Todo tiene una explicación científica. "El punto de partida es que para sentirse bien, primero hay que sentirse mal”, destaca Guillermo Fouce, profesor de Psicología de la Universidad Carlos III, de Madrid, y esta reacción se debe a que “el malestar activa mecanismos cerebrales similares a los de la felicidad y la alegría”.
Julio César Perales, profesor de Psicología de la Universidad de Granada, e investigador del Centro de Investigación Cerebro, Mente y Comportamiento (CIMCYC) explica que los sistemas que procesan el placer y el displacer en el cerebro humano son distintos y pueden estar activados al mismo tiempo. “Tendemos a pensar que las cosas son buenas o malas linealmente, y que en un extremo tenemos lo bueno o placentero y en el otro lo malo o displacentero. Pero en realidad son dos dimensiones y se puede estar al mismo tiempo sintiendo placer y dolor”, asegura.
Esta dualidad se demostró en un estudio del equipo de Joseph C. Franklin, de la Universidad de Carolina del Norte. Los resultados revelaron que compensar el dolor con algo positivo, hace esto último aún mejor y disminuye lo negativo, al menos durante varios segundos. Y la recompensa será mayor cuanto superior era el dolor. “El efecto contraste que produce el sufrimiento y el dolor también produce un rebote del efecto de alivio, que es también placer”, subraya Perales. O como dice Woody Allen: “¿Qué es lo más bonito que un médico le puede decir a su paciente? No se preocupe, es benigno”.
Al complejo binomio dolor/placer, se añade la variable de la personalidad de quienes buscan sensaciones fuertes, como personas que practican deportes de riesgo, o quienes disfrutan con una película de miedo. ¿Por qué esas situaciones límite provocan un subidón anímico? “El miedo es la emoción universal por naturaleza y responde a nuestro cerebro más reptiliano, más básico, lo que nos prepara para defendernos y sobrevivir y, por tanto, tiene más potencia que la alegría y la felicidad”, responde Fouce. “Es más fácil encontrar sensaciones en lo negativo que en lo positivo, porque estamos más preparados para responder a lo malo que a lo bueno”, prosigue. Es decir, el terror también nos pone.

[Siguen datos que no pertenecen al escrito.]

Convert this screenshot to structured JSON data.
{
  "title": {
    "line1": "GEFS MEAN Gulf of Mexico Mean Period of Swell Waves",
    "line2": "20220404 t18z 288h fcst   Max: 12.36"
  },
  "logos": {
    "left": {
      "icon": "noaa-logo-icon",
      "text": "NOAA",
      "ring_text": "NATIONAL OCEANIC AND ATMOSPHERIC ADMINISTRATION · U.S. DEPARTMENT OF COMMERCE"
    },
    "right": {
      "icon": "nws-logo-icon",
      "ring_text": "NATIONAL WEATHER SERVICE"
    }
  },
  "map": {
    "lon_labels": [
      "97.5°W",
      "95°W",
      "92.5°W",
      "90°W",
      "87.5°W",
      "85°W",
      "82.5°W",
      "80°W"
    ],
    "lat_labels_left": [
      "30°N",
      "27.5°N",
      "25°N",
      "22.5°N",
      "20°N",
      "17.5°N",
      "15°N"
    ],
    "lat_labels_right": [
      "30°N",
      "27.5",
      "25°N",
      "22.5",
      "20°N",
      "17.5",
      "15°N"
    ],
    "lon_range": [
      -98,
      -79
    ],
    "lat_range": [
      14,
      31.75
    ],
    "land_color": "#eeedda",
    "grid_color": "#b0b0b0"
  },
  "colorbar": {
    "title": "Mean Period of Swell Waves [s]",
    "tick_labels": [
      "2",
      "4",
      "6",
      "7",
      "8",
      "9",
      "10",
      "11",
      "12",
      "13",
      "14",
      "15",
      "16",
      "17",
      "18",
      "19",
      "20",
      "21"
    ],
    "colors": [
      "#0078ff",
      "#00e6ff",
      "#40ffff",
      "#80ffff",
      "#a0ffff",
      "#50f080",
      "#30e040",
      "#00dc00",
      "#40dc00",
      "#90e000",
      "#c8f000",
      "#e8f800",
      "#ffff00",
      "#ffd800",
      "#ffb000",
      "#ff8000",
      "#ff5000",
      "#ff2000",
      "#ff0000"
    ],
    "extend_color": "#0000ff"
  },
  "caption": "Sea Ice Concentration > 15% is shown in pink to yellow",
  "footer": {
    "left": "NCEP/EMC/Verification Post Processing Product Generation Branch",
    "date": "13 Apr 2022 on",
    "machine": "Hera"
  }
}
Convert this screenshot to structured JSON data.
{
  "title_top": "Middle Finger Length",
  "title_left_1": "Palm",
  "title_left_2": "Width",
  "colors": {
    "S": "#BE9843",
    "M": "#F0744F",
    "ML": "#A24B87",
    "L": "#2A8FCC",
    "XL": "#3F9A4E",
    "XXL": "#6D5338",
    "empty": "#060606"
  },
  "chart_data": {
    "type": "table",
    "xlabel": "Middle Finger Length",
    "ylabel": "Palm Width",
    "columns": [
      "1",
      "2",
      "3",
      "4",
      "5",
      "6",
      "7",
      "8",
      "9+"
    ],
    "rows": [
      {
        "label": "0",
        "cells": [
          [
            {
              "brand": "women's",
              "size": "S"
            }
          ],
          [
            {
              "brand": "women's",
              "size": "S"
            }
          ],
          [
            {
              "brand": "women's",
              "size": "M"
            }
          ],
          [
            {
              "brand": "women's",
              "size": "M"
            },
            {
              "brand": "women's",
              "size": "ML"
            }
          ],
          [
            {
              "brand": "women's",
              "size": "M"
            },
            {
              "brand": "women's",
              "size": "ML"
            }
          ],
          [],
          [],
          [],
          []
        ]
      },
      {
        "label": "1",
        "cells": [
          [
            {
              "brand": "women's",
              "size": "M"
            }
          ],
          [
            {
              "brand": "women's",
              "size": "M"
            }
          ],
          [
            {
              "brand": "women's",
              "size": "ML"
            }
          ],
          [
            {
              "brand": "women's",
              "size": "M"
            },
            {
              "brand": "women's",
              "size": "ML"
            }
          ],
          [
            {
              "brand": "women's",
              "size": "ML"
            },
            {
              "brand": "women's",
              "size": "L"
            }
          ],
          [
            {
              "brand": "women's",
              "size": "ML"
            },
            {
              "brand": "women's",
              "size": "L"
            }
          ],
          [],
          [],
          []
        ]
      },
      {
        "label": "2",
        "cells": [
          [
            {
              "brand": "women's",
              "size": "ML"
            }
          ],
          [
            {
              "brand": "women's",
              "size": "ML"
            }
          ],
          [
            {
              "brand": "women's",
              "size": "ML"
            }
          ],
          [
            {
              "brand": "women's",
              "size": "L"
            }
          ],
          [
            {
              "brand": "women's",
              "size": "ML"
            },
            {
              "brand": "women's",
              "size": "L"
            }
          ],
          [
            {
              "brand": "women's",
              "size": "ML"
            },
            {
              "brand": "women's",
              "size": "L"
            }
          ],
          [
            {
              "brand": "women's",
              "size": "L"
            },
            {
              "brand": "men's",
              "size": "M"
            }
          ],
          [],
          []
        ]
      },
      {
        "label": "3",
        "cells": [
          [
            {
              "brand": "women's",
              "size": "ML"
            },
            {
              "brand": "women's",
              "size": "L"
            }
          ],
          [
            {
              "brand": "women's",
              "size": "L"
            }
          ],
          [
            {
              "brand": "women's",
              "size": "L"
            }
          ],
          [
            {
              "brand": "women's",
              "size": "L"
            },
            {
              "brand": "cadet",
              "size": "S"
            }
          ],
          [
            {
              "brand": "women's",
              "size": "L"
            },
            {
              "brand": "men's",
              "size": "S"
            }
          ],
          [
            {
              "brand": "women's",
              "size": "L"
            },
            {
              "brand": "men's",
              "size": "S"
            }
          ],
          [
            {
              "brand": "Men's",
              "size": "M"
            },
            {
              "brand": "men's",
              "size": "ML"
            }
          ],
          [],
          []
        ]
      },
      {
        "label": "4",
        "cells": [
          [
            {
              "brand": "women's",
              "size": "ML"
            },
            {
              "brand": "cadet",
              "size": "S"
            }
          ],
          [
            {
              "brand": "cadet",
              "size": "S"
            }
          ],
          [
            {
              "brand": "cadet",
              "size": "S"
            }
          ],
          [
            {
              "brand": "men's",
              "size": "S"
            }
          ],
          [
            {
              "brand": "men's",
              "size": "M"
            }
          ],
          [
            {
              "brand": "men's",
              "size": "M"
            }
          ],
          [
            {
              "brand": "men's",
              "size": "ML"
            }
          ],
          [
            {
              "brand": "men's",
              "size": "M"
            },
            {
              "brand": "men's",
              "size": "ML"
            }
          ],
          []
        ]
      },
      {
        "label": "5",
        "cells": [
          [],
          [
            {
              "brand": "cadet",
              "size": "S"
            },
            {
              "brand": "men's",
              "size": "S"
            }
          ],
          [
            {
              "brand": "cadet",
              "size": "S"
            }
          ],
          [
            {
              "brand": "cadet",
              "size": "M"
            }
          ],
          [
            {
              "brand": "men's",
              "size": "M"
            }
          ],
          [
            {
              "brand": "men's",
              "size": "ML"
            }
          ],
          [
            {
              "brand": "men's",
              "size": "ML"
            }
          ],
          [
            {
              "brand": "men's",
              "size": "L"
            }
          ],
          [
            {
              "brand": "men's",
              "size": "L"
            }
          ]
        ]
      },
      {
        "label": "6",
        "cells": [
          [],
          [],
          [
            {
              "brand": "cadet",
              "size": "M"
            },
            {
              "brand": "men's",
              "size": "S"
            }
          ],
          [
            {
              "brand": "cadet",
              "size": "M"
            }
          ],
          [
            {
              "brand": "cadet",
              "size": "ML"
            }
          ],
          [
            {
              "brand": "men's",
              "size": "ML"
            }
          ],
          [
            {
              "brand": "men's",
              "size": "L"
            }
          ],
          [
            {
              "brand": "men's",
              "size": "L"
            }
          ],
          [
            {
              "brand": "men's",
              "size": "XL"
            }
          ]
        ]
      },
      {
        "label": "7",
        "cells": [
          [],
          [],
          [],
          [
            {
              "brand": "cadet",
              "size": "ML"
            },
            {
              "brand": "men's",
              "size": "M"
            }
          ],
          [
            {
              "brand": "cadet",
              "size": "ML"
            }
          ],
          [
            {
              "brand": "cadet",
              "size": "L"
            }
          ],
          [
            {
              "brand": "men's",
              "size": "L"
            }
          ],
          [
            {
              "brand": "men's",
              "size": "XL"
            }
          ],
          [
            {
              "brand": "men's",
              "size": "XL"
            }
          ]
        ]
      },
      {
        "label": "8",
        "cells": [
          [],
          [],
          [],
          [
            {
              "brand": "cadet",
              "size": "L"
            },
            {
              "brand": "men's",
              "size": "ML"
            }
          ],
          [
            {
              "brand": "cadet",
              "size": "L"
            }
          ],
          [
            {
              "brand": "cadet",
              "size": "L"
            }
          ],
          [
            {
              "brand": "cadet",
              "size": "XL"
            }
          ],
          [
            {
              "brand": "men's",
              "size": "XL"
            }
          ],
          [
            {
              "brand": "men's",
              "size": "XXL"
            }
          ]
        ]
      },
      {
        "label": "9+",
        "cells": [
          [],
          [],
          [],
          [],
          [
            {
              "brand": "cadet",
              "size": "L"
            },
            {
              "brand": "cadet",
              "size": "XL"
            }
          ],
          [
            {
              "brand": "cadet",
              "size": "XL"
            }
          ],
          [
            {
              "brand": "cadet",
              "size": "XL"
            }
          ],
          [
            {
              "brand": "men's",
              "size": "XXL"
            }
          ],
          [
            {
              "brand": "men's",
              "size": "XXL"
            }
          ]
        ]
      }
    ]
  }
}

Otro ejemplo es el de los corredores de maratón, que a pesar de la dureza de la prueba cada vez cuenta con más seguidores. Sobre este asunto, Perales, que además es maratoniano, aclara: “Para nadie es agradable un esfuerzo extenuante, pero se aprende a reconocer el sufrimiento y a desarrollar estrategias para gestionar la situación. La recompensa a ese sufrimiento es, a corto plazo, las sensaciones placenteras relacionadas con las endorfinas y, a más largo plazo, la recompensa de estar alcanzando determinadas metas, que varían de unas personas a otras”.
Según Francisco Mora Teruel, catedrático de Fisiología Humana de la Universidad Complutense de Madrid, y autor del libro ¿Es posible una cultura sin miedo?, “se piensa que las vías cerebrales de la recompensa, las mediadas fundamentalmente por la dopamina, se activan en estas circunstancias. Cuando cesa el origen del dolor, el individuo sabe que en compensación se liberarán endorfinas que le harán sentir placer; esa es la recompensa”.
Eso sí, la respuesta no es la misma en todas las personas y, como dice Mora, “cada ser humano es un universo y en cada uno la disposición de las vías cerebrales es diferente, aunque las básicas sean relativamente comunes. Los cerebros son diferentes, y cambian y se modifican por el ambiente a través del aprendizaje y la memoria”.
Si estos argumentos no le han convencido de que puede sentir placer a través del dolor, tal vez le sorprenda más conocer que las catástrofes también tienen la cualidad de despertar sentimientos placenteros. Una investigación publicada en Psychological Science demostró que esas situaciones tienen un efecto pegamento entre los que han vivido la experiencia dolorosa, que les lleva a ser más generosos y, de alguna manera, más felices.